I still remember Guardian Croft giving me the file on Vasilissa. It had been an honor to be assigned to the last Dragomir. I hadn't felt it at the time. I hadn't felt much of anything then. It wasn't often that a Guardian outlived its charge. The guilt I felt was eating me up inside.

I had nearly laughed in his face when he told me I was assigned to the last Dragomir. Why would they give me such an important charge? Don't they know she wouldn't be safe with me. They put too much faith in my skills. Well, my skills had been useless in saving Ivan, because I wasn't there.

And it seemed I would start out that way again, away from my charge. I couldn't miss the irony in my assignment.

But it had intrigued me. I had read the file cover to cover trying to find a reason why the Princess would leave. Was she kidnapped? Was she rebellious? Was she grieve stricken and didn't care about her own life anymore? Was she even alive anymore?

Then Hans gave me another file. Rose's file. I read that one too. It was the complete opposite to Vasilissa's. The file stated that they were best friends and were presumed to have run away together. At first I couldn't understand that they were friends. They seemed so different. But then I was reminded of Ivan and myself. We had been opposites too. We hadn't known each other as long as Rose and Vasilissa, but I understood that bond.

Everyone I talked to believed Rose to have run away and the Princess to have gone with her. But I wonder if that was true. Because for all the transgressions found in her file, I could read one thing very clearly. Rose was dedicated to Vasilissa and I don't think she would endanger her like that. The only way it made sense if Vasilissa would run and Rose had to go with her to protect her.

After meeting them, I think my assessment was right. But what Vasilissa was running from, I still didn't know. And I doubt either girl would tell me.

Now alone in my room, I was able to replay the events of today in my head. I had brought the princess back and in the process became a mentor to my future Guardian partner. Although I do think that could be an advantage. I could train her in the way I see fit and we could already start to form a relationship of trust and familiarity. But I must admit the idea of training her feels a little daunting.
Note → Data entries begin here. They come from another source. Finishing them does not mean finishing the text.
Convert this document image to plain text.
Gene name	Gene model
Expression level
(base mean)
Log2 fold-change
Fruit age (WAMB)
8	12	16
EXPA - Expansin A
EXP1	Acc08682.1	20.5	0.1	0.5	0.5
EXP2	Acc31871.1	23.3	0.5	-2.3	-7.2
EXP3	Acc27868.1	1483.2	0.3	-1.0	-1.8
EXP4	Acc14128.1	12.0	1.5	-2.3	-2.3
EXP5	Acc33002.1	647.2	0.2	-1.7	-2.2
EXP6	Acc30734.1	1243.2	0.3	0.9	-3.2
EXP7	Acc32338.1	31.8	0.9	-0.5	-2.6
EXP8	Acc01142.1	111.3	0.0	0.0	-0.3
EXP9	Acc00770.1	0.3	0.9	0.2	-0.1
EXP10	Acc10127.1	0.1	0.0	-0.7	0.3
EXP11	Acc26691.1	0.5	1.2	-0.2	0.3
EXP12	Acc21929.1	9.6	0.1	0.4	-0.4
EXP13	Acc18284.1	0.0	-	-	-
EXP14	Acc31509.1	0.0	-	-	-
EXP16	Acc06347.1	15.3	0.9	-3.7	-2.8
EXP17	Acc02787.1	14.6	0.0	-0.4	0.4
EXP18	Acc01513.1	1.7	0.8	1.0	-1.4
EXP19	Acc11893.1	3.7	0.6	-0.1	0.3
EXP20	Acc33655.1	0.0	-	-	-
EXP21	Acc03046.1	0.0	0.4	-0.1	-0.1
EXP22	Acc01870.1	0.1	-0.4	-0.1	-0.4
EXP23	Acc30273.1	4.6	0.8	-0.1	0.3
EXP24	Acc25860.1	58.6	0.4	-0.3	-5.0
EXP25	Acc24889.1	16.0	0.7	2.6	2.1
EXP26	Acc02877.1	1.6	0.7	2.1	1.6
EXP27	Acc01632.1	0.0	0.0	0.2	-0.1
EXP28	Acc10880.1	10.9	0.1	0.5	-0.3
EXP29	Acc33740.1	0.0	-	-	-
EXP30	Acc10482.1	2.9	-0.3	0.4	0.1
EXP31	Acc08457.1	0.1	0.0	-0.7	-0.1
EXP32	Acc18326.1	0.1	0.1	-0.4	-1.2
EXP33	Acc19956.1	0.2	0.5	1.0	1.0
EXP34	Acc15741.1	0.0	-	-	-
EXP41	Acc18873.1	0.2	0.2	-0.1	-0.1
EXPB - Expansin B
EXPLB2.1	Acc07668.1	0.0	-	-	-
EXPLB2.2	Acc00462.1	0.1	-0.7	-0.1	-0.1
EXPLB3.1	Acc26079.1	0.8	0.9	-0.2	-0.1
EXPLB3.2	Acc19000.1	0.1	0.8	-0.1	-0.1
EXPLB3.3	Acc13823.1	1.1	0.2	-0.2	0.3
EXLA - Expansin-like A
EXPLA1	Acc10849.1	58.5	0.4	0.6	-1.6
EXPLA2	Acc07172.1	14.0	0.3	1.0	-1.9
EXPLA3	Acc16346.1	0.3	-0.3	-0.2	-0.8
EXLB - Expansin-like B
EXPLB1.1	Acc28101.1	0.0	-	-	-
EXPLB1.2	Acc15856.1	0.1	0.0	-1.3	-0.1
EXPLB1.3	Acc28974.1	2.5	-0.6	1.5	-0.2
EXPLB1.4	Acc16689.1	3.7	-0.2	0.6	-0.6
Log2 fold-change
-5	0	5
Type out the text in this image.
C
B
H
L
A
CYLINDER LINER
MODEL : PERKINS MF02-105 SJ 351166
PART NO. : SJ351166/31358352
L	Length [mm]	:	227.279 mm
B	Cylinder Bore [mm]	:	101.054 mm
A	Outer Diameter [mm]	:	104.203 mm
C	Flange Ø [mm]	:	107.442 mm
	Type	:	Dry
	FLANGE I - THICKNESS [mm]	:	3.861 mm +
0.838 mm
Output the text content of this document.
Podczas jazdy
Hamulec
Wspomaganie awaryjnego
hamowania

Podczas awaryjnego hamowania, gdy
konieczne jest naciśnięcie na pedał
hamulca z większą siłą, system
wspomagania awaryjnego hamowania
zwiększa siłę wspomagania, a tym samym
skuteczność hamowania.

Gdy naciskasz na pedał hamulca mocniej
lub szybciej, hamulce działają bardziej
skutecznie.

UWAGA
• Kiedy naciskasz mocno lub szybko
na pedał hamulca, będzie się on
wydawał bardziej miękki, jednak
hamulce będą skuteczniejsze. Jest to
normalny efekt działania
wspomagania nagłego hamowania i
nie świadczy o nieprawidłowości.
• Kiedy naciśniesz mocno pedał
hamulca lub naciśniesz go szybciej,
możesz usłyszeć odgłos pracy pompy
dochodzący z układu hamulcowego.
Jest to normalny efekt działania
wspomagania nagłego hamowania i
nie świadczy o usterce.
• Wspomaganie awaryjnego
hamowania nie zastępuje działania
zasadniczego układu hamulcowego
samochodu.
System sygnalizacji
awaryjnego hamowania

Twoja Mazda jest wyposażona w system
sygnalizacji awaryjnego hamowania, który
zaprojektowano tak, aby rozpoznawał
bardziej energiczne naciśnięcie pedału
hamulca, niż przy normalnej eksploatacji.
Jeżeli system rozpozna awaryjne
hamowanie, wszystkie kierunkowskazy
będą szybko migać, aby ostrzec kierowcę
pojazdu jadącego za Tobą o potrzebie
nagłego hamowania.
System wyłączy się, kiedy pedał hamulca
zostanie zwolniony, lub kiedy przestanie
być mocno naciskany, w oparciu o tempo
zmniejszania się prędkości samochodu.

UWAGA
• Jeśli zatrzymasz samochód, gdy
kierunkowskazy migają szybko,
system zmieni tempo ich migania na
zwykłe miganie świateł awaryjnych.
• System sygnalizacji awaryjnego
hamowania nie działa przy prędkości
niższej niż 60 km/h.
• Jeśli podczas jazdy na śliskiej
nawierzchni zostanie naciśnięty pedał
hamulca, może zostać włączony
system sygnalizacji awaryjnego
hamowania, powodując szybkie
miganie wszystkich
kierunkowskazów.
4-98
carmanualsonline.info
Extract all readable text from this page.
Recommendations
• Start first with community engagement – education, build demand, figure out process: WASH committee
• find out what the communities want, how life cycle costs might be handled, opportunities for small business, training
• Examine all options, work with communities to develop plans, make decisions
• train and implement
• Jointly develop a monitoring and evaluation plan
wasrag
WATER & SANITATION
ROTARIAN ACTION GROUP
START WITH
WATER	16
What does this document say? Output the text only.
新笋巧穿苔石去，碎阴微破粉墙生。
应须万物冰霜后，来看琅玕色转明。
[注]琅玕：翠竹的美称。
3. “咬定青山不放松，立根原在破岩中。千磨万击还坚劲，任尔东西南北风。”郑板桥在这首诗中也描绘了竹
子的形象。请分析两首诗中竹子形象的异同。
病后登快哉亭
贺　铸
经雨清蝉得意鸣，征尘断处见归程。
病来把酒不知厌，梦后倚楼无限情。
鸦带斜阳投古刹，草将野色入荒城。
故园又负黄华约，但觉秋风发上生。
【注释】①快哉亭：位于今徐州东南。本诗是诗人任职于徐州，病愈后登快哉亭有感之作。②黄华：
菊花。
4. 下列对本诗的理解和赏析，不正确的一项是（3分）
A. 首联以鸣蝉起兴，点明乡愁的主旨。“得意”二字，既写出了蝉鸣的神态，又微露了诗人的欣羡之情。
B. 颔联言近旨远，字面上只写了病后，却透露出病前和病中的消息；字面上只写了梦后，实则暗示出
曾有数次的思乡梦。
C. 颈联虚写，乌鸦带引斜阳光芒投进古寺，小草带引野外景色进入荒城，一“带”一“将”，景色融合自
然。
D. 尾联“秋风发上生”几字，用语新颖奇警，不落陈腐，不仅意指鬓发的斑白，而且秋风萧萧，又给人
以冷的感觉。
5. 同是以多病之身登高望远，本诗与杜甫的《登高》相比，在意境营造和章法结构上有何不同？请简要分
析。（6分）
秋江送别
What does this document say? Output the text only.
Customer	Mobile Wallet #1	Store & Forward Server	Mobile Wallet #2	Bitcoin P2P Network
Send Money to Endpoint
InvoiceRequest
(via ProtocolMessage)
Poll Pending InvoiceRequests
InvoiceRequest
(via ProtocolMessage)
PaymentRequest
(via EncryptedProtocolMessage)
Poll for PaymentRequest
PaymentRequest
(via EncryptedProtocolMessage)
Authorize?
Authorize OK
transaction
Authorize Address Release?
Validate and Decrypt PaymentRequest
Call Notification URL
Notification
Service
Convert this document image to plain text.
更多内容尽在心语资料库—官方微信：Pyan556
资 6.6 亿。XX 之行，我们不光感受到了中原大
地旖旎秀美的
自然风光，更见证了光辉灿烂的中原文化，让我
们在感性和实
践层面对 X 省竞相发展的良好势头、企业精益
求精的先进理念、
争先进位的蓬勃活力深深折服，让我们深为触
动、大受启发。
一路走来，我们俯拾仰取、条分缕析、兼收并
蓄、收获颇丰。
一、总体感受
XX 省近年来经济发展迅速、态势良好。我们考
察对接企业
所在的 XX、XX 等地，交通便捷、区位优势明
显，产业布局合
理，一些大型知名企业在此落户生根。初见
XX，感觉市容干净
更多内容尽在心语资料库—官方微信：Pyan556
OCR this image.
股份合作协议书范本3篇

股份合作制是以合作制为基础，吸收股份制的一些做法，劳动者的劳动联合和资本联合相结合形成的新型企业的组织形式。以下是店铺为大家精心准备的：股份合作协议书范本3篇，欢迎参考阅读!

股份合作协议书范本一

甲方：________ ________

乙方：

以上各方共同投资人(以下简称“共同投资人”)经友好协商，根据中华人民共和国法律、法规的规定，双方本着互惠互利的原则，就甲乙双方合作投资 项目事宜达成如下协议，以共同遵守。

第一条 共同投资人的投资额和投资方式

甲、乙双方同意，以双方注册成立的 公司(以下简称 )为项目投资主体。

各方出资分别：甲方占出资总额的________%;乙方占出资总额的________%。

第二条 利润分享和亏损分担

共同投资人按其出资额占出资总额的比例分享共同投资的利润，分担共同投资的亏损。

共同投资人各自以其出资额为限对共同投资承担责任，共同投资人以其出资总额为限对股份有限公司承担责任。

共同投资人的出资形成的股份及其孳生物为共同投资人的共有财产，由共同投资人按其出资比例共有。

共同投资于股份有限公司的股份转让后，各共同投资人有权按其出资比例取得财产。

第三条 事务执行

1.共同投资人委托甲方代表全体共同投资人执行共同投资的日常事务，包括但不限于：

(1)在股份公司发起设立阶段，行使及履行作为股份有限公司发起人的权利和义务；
And if the looks of pity from my colleagues were any indication, I had my work cut out for me.

I knew from her record and from my brief interaction with Rose that she was quite the little firecracker, I also believed in what I told Kirova, She has a lot of potential and it would be a shame to waste that. She was extremely dedicated to the princess and she understood without question the concept of 'They come first'. She understood sacrifice better than many Guardians twice her age.

Tomorrow I will start training her. I was thinking of ways to test how much she was behind. Did she train at all in those two years on the run? If our altercation in the ally was any indication she had progressed beyond what a 15-year-old novice should be able to do. But who taught her? Not to mention it was mostly raw passion and not much technique. But she did show a certain amount of battle instinct. She knew the moves I was going to make but she was too slow and untrained to be able to prevent them. But I could show her technique. Technique can be taught, instinctively knowing what to do in a fight, cannot.